У вас слабая память?! Я с вами всего полчаса знаком, но я уверен: то, что вам нужно, вы помните крепко. Да мы найдем… найдем вашего инженера, и коли он человек к народу неравнодушный, он нам непременно помогать станет. А эти недомолвки ваши… вы вроде на крупную личность метите, а в игру играете мелкую.

— Ну-у-у, Павел Герасимович, вот вы и обиделись… Напрасно! — с искренним огорчением воскликнул Цингер. — Очень вы чистый человек, Павел Герасимович, и держите сердце открытым, вот что я вам скажу.

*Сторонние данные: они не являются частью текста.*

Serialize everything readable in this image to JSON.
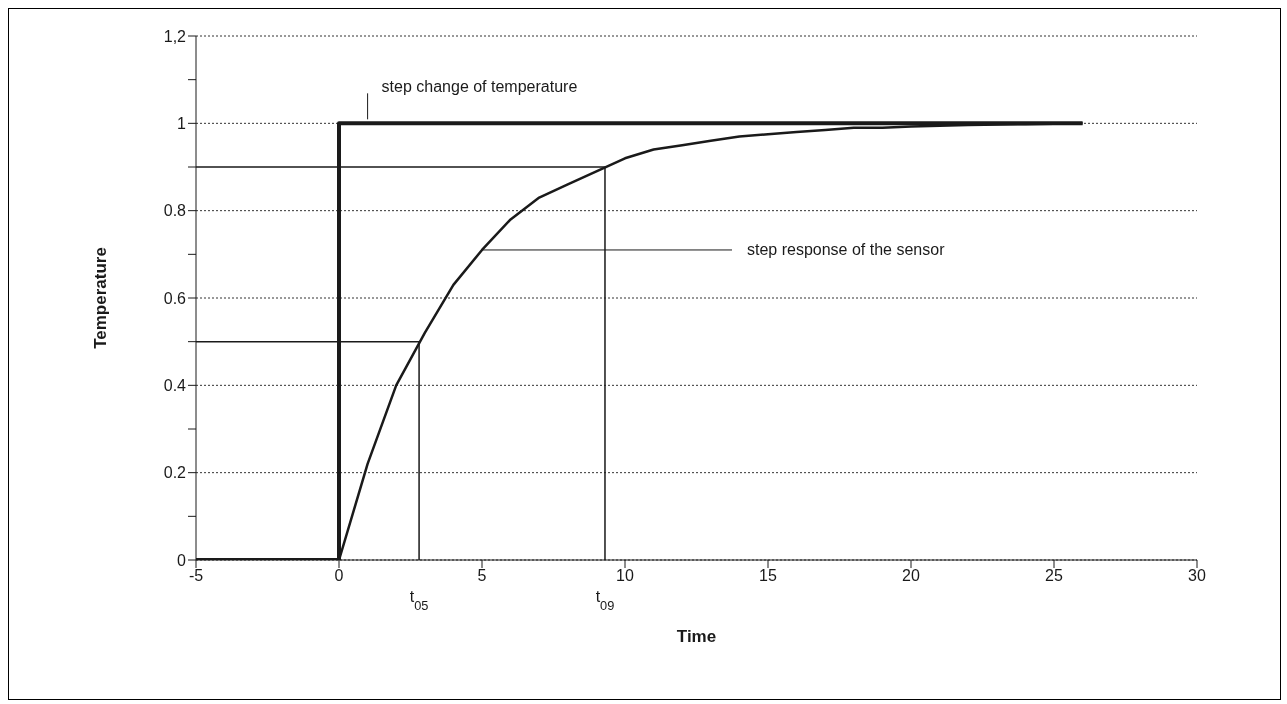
{
  "chart_data": {
    "type": "line",
    "xlabel": "Time",
    "ylabel": "Temperature",
    "xlim": [
      -5,
      30
    ],
    "xticks": [
      -5,
      0,
      5,
      10,
      15,
      20,
      25,
      30
    ],
    "ylim": [
      0,
      1.2
    ],
    "yticks": [
      0,
      {
        "value": 0.1,
        "label": null
      },
      0.2,
      {
        "value": 0.3,
        "label": null
      },
      0.4,
      {
        "value": 0.5,
        "label": null
      },
      0.6,
      {
        "value": 0.7,
        "label": null
      },
      0.8,
      {
        "value": 0.9,
        "label": null
      },
      1,
      {
        "value": 1.1,
        "label": null
      },
      {
        "value": 1.2,
        "label": "1,2"
      }
    ],
    "grid": "y",
    "marker": "none",
    "line_style": "solid",
    "series": [
      {
        "color": "#1a1a1a",
        "x": [
          -5,
          0,
          0,
          26
        ],
        "values": [
          0,
          0,
          1,
          1
        ]
      },
      {
        "color": "#1a1a1a",
        "x": [
          0,
          1,
          2,
          3,
          4,
          5,
          6,
          7,
          8,
          9,
          10,
          11,
          12,
          13,
          14,
          15,
          16,
          17,
          18,
          19,
          20,
          22,
          24,
          26
        ],
        "values": [
          0,
          0.22,
          0.4,
          0.52,
          0.63,
          0.71,
          0.78,
          0.83,
          0.86,
          0.89,
          0.92,
          0.94,
          0.95,
          0.96,
          0.97,
          0.975,
          0.98,
          0.985,
          0.99,
          0.99,
          0.993,
          0.996,
          0.998,
          1
        ]
      },
      {
        "color": "#1a1a1a",
        "x": [
          -5,
          2.8,
          2.8
        ],
        "values": [
          0.5,
          0.5,
          0
        ]
      },
      {
        "color": "#1a1a1a",
        "x": [
          -5,
          9.3,
          9.3
        ],
        "values": [
          0.9,
          0.9,
          0
        ]
      }
    ],
    "annotations": [
      {
        "text": "step change of temperature",
        "x": 1,
        "y": 1
      },
      {
        "text": "step response of the sensor",
        "x": 5,
        "y": 0.71
      },
      {
        "text": "t$_{05}$",
        "x": 2.8,
        "y": 0
      },
      {
        "text": "t$_{09}$",
        "x": 9.3,
        "y": 0
      }
    ]
  }
}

Нельзя так в этой жизни, мне поверьте, — проговорил Павел Петрович, как будто не на один день, а, по меньшей мере, лет на десять старше был Полторацкого. — А насчет переустройства, я с вами вполне согласен, необходимо России переустройство… Только не надо тешить себя мечтами о рае, который можно на земле устроить человеку. Во-первых, устроить его положительно невозможно, ибо у нас с вами есть лишь один рай — тот, что потерян, и потерян, увы, на веки вечные, а во-вторых, даже если и совершится чудо и рай этот сбудется, человек непременно его изгадит. Я с вами вполне откровенен, Павел Герасимович… Я, как дервиш, — засмеялся Цингер, — или по-нашему, по-туркестански, имам, отдаю нам душу мою. Кстати… Мусульман, Павел Герасимович, надобно знать, — сказал с мягким укором Павел Петрович. — Коран в помощь желаете привлечь, — прозрачно намекнул он на пропаганду Клевлеева, — но поневоле складывается впечатление, что от туземцев вы и ваши товарищи по кабинету весьма далеки.

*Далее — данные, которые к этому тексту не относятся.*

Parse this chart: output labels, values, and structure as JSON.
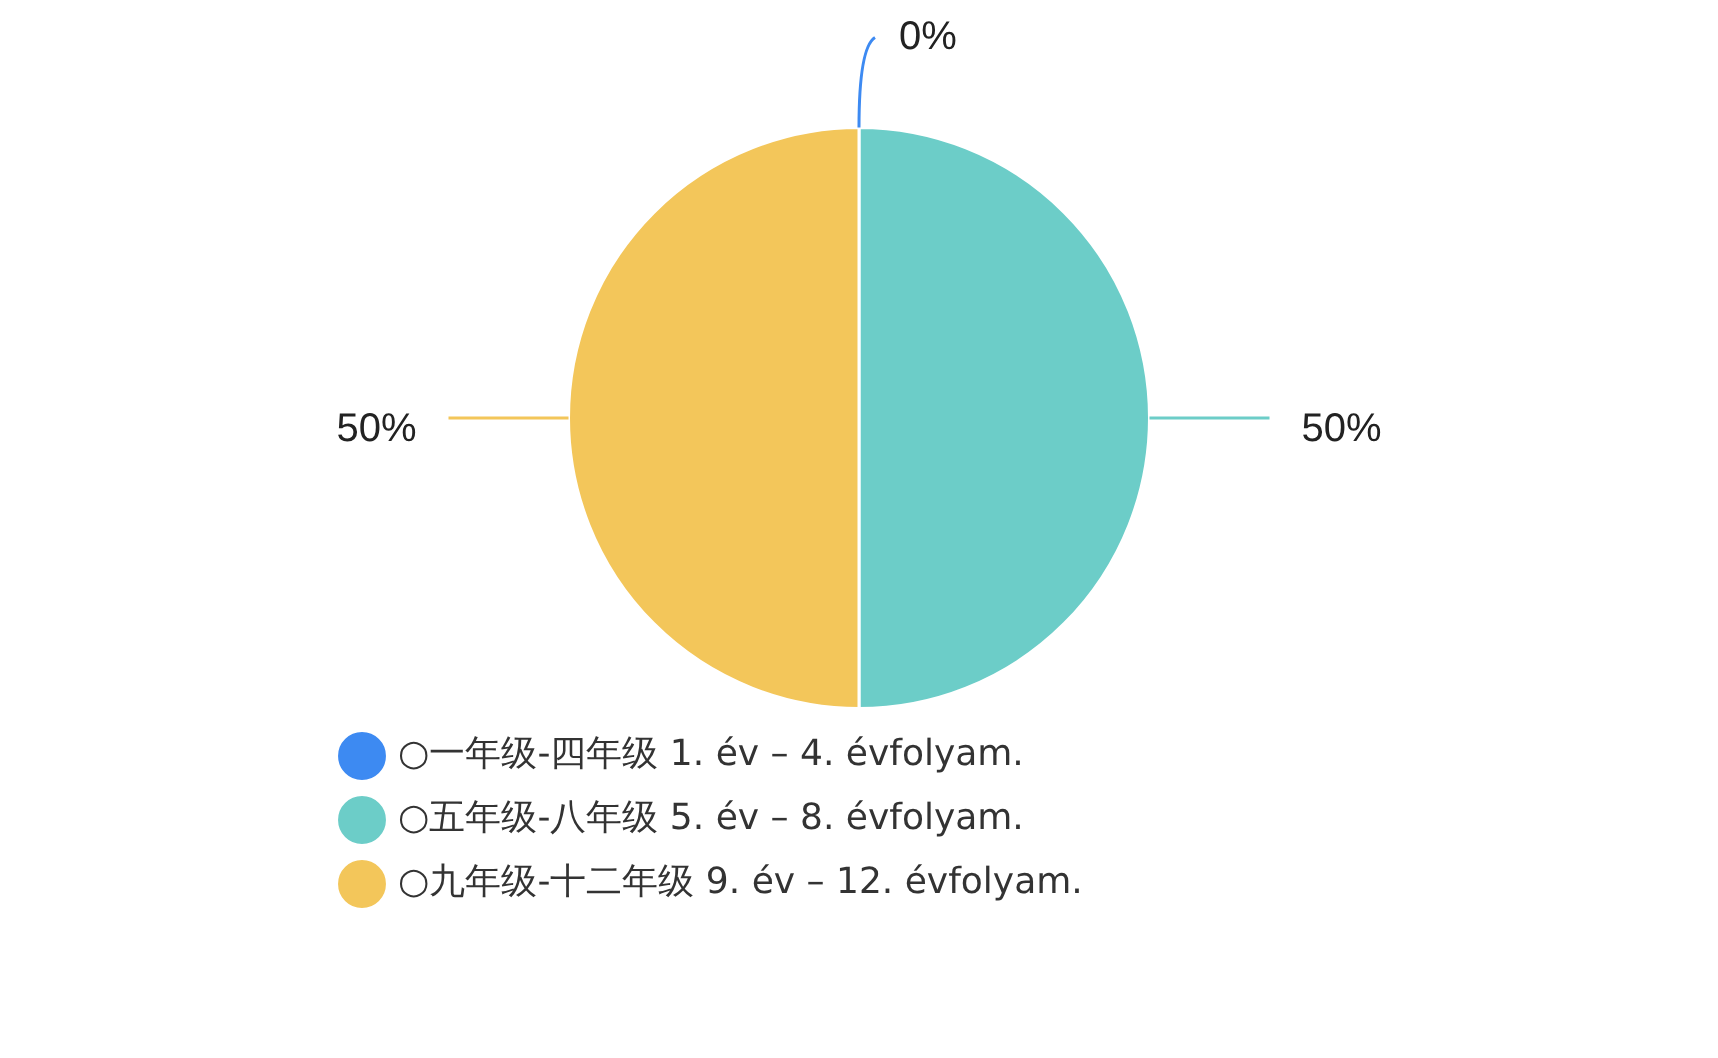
{
  "chart_data": {
    "type": "pie",
    "categories": [
      "○一年级-四年级 1. év – 4. évfolyam.",
      "○五年级-八年级 5. év – 8. évfolyam.",
      "○九年级-十二年级 9. év – 12. évfolyam."
    ],
    "values": [
      0,
      50,
      50
    ],
    "value_labels": [
      "0%",
      "50%",
      "50%"
    ],
    "colors": [
      "#3d8af2",
      "#6ccdc8",
      "#f3c65a"
    ],
    "legend": "bottom"
  }
}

Слово «кабинет» Павел Петрович произнес с насмешкой, довольно ощутимой, что само по себе вполне могло быть поводом к решительному прекращению разговора и даже знакомства. Насмешка была, правда, привычной: тоже, министры… Колесов — телеграфист, Казаков — железнодорожник, Полторацкий — печатник, ну и так далее; привычным был и ответ, отсылавший к французской революции и к провинциальному нотариусу Робеспьеру, а также к Парижской коммуне и к рабочему-печатнику Варлену. Можно было бы так и ответить бывшему подполковнику, однако мелькнуло в его словах и насторожило иное. Туземцы, от которых далека власть… Ведь это почти в точности, как в том письме: вы не знаете мусульман, вы далеки от них, вы боитесь их…

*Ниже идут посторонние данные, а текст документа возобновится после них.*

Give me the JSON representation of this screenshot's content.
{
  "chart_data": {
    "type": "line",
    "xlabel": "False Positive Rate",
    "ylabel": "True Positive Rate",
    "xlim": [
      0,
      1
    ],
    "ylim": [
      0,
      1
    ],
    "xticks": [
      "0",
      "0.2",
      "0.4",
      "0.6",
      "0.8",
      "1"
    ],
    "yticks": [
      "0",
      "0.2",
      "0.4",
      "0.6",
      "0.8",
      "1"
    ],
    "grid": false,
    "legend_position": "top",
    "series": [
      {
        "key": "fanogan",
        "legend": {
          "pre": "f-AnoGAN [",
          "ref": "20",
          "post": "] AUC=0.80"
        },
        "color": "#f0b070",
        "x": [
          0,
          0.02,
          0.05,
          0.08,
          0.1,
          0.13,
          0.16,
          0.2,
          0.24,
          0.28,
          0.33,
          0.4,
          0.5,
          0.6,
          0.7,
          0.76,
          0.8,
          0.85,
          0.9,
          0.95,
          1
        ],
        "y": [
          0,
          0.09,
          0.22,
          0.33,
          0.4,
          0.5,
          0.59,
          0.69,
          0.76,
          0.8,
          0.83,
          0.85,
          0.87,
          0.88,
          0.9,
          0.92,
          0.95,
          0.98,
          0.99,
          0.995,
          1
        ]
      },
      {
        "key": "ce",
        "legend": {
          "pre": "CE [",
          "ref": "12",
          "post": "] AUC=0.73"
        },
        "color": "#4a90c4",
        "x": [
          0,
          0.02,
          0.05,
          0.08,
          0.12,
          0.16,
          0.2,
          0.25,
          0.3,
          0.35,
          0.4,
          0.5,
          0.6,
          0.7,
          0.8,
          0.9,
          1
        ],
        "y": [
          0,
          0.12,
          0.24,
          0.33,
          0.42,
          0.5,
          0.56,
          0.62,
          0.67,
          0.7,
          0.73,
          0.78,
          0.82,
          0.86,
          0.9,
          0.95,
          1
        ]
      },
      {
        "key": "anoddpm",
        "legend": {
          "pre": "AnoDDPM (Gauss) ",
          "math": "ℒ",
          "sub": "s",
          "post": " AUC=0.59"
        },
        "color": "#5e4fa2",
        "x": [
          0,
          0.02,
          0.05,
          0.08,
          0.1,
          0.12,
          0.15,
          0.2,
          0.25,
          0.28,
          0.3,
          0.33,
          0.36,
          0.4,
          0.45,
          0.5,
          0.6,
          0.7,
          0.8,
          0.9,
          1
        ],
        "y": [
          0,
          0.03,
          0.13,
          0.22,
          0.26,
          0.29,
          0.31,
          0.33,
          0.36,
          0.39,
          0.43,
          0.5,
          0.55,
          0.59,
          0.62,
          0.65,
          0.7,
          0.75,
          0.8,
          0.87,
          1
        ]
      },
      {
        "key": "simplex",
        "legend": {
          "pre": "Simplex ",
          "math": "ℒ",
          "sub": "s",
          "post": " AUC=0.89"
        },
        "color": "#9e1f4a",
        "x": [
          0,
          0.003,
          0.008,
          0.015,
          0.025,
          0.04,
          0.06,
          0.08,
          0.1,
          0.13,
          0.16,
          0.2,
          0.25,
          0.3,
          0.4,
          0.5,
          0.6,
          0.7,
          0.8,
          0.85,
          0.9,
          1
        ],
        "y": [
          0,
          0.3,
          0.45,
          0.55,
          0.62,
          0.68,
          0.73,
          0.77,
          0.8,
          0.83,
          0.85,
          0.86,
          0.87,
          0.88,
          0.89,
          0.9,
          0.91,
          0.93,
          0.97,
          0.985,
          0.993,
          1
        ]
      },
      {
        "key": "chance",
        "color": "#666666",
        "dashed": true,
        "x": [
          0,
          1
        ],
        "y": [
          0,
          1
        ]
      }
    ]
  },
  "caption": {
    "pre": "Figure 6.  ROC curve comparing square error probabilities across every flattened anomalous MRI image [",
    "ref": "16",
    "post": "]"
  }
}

Они проходили мимо Воскресенского базара, когда Павел Петрович, схватив Полторацкого за руку, тихо и быстро ему сказал:

— Стойте. Молчите.

Полторацкий свою руку тотчас, но не без усилия освободил, отметив машинально, что пальцы у Цингера цепкие, и прислушался. Впереди и чуть сбоку, как раз в том месте, где возле забора Воскресенского базара не только поднялся высоко, но и раздался в двух-, а то и в трехобхватную ширину карагач, с вершиной, едва заметной на черпом небе с светло-серой, медленно скользящей тенью одинокого облака, — там вспыхнул вдруг красноватый огонек и чей-то голос негромкий раздался. Другой голос, тоже негромкий, тотчас ответил, — но по движению, угадавшемуся под карагачем, ясно стало, что людей собралось там больше, чем двое.

В брюках, в заднем кармане, лежал браунинг. Полторацкий, не медля, завел руку назад, нащупал маленькую теплую рукоятку.

— Не надо! — шепнул Цингер. — Я узнал… И они меня знают. Подождите минуту.